On a daily basis, I would see young male patients in chains being guarded by armed correction officers. I felt uneasy. But, I always had a good answer for myself for not getting involved. After all, they were not on my list. I was sometimes asked if I ministered to the victims of street violence who are routinely taken to Stroger. My answer was always the same: I do not go to trauma, so I do not see them.  You see, they are not on the list. There were also the patients who came for outpatient treatments such as dialysis or infusion. In the past a retired religious sister used to visit those patients, but she left a year or so ago. I thought maybe I should restart those ministries, but again, they were not on my list…

But some surprises were waiting for me.  Our list got shorter, so I decided to expand “our market share” by restarting the ministries at the outpatient clinics. Also, after a speaker came to the monthly IVC meeting this year to talk to us about youth crime, I decided that I should make it a point to visit the Cook County jail inmates.

One day early in the morning, I was the only person in the Pastoral Office.  A call came from the Trauma Unit: a chaplain was being requested by a family who had lost a son overnight to street violence. I was frantic trying to find a proper prayer to take with me. I said a prayer so I would know what to do. I went down to the Trauma Unit, not ready for what I was about to experience.  There was a middle-aged man and two young people who in the last four hours had lost their son and brother. I forgot all I had planned to say and to do and when I went in with them to identify the body, all I could do was hug them and repeat in a very soft voice “He loves you and knows your pain.” I left the Unit feeling empty, but still confident that I had done a good job. The family was very grateful for my help.

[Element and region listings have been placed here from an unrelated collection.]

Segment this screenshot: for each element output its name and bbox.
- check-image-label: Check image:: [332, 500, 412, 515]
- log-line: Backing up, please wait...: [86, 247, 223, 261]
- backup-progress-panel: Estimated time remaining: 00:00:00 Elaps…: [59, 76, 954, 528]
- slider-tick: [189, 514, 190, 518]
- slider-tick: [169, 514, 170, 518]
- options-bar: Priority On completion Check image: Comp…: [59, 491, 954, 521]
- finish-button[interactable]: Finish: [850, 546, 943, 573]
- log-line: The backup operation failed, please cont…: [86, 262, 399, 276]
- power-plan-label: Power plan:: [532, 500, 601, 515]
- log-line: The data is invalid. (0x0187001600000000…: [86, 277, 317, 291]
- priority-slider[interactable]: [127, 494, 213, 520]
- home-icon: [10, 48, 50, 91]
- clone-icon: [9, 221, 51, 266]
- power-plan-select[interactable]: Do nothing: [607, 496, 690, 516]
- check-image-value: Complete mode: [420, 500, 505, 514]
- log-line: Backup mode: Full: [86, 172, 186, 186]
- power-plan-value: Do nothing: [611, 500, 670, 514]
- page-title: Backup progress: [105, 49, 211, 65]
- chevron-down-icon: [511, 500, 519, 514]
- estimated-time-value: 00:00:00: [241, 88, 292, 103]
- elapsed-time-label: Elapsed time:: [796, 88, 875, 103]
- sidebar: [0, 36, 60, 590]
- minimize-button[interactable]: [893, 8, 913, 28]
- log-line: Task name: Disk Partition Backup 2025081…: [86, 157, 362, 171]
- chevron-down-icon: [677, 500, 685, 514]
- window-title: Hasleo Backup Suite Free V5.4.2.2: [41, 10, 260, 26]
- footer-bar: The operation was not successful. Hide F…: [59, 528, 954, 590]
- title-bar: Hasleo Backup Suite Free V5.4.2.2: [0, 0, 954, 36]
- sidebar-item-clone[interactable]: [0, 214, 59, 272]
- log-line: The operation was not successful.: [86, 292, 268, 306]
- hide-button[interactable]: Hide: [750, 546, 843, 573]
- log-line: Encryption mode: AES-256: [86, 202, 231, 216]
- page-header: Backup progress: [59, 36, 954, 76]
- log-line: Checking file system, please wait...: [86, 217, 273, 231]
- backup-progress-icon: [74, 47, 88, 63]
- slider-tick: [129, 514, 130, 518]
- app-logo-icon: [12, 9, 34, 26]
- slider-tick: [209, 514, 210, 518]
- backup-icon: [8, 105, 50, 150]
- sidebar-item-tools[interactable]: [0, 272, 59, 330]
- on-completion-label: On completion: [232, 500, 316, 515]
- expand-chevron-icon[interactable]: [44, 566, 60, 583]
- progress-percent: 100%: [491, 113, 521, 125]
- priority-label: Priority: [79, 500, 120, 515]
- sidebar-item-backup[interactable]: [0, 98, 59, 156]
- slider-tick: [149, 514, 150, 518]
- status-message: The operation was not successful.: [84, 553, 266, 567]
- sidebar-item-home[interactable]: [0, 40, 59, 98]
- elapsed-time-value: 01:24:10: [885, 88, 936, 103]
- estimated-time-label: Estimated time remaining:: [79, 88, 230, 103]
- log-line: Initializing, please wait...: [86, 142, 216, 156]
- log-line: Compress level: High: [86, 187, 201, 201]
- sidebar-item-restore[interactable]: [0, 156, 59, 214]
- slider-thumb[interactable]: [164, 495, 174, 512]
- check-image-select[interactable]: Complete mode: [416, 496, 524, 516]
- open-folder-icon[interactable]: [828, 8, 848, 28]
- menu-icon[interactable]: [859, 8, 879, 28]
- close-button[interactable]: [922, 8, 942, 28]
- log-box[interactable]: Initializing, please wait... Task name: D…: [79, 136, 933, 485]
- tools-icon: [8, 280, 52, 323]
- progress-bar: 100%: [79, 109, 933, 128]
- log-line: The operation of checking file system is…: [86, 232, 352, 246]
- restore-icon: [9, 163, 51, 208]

These episodes kept coming back to me. I did not know why, until one day during Lent I read a meditation about how “He takes you by the hand.”  After a lot of reflection, I came to realize that during the last few months, I had been taken by the hand. Only that I was taken kicking and screaming. As I reflected, I came to realize that the reason for going to dialysis had very little to do with “market share.”  I was going there every Tuesday to see the same three patients to pray with them. They were always very eager to see me because they wanted to receive communion.  A small prayer group had been started from chair to chair and with some of the nurses who would occasionally join us.

Moreover, visiting the prisoners from Cook County Jail was not only a way of doing my part to help the marginalized youth. I came to realize that during my visits, I spent as much time with the corrections officers as I did with the inmates. The circumstances that they all were living and working under caused a lot of pain for all involved.  I thought I knew what was needed, but He knew better.  I also came to realize that what was needed that day in Trauma Unit  was not my counseling, the right prayer, or my chaplain skills. What was needed was a ministerial presence.  Not I, but He, knew what was needed.

If there is one thing I learned it is that if I allow Him to take me by the hand, a world of surprises will open to me.  I do not know where I am going next.  I pray in hope for the grace to allow myself to be taken by the hand.

Marta Hernandez Sayeed has been an Ignatian Volunteer for 8 years, of which she has spent 4 years at Stroger Hospital, the public hospital for Chicago and its surrounding areas.  The mission of the hospital is to serve whoever comes to its door.